A l’image du «ḥajjat al-wadâ’ » (ou « pèlerinage d’Adieu ») du prophète Mouhamad (asws) au cours de sa mission en Arabie en 632, le saint-maitre Seydina Limamou Lahi (asws) a présidé la dernière prière de l’Eid el Fitr (Korité) pour faire ses adieux à sa communauté en 1909. Dans cette tribune nous proposons de faire un voyage pour revivre quelques faits majeurs ayant eu lieu au cours de cette « Korité d’Adieu ».

Au milieu du mois de ramadan de l’an 1327 (1909), le Saint-Maître sentant sa fin assez proche, après 26 ans de mission, chargea ses scribes dont Serigne Makhtar Lo de rédiger des correspondances destinées à tous les coins du pays où vivaient ses fidèles afin de les inviter à venir tous avec leurs familles respectives prendre part à la prière de Korité. Et malgré le poids de la maladie qui l’avait gagné depuis quelque temps et qui s’accentuait de jours en jours – d’ailleurs avait-il jamais pu vivre un seul moment de répit au cours de sa vie sans sentir aucune peine, aucune douleur ? – il décida de prendre part à la prière de Korité, celle qui allait être la dernière qu’il présiderait au cours de sa vie terrestre. Et les fidèles tous prompts à répondre à l’invite de leur guide composèrent :

Kaay leen ci julli gi

Kaay leen nu julli ji

Baay Laay a wooté

Laa ilaa ilaalah

Le matin de la korité tant attendue, de très bonne heure, il porta ses plus beaux habits de couleur blanche et arbora ses deux turbans blanc et noir ; symboles de ses deux missions (chez les arabes, puis auprès du peuple noir). Sous le poids de la maladie le Saint-Maître (asws) se déplaçait difficilement pour rejoindre le lieu de prière au bord de l’Océan Atlantique. À l’époque son fils aîné et futur successeur Seydina Issa Rohoulahi (as) était absent des lieux car parti en exil depuis 3 ans sur ordre de son illustre père.
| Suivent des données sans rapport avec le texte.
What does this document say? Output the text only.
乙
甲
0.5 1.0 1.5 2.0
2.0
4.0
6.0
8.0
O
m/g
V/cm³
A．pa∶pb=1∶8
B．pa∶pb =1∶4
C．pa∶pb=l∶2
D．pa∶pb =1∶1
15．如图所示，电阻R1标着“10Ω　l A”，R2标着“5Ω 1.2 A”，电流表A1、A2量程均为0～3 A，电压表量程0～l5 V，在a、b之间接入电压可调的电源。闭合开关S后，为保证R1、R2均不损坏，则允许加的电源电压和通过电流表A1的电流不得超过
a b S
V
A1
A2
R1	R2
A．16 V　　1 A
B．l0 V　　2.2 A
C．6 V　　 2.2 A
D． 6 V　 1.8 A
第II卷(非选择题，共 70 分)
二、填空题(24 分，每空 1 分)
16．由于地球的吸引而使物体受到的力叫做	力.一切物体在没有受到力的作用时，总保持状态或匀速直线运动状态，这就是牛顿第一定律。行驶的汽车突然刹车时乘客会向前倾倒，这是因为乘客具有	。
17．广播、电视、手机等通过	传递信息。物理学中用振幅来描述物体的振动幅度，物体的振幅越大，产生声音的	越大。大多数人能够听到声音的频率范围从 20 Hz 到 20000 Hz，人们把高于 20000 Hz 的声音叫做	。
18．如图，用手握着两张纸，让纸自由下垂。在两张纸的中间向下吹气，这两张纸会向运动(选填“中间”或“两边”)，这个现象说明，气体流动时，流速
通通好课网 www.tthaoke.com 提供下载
Pour regagner le lieu de prière, le Saint-Maître dut s’appuyer sur les épaules de son fils Seydina Mandione Lahi et de son fidèle disciple Cheikh Makhtar Lô pour garder l’équilibre en quittant son domicile. Dans une autre version l’on rapporte que c’est plutôt Seydina Mandione Lahi et un autre disciple du nom de Abdoulaye Diouf qui l’ont soutenu. Quoi qu’il en soit, le Cheikh Makhtar rapporte dans son ouvrage biographique intitulé « Bushral Muhibbîna wa tayqîzul Jâhilîna » qu’une fois sorti de son domicile, le Saint-Maître (asws) s’arrêta un instant à cause de l’intensité de la douleur et déclara devant la foule de fidèles venus l’accompagner :

 « Si l’on vous disait qu’un mort peut diriger une prière, cela paraîtrait étonnant, [mais] je le jure par Dieu, je suis un mort ». La raison à cette déclaration est que quelques trois ans auparavant, le Saint-Maître (asws) âgé de 63 ans (âge qu’avait le prophète Mouhamad au moment de quitter ce monde) a eu une vision prémonitoire. Et dans cette vision Allah lui montrait un grand caïlcédrat qui, après s’être déraciné, s’est renversé sur le pays du couchant (à l’ouest). En tant que prophète – l’un des premiers dons qu’Allah accorde à ses envoyés est la faculté d’interpréter les rêves – Seydina Limamou Lahi (asws) en conclut l’annonce de son décès imminent.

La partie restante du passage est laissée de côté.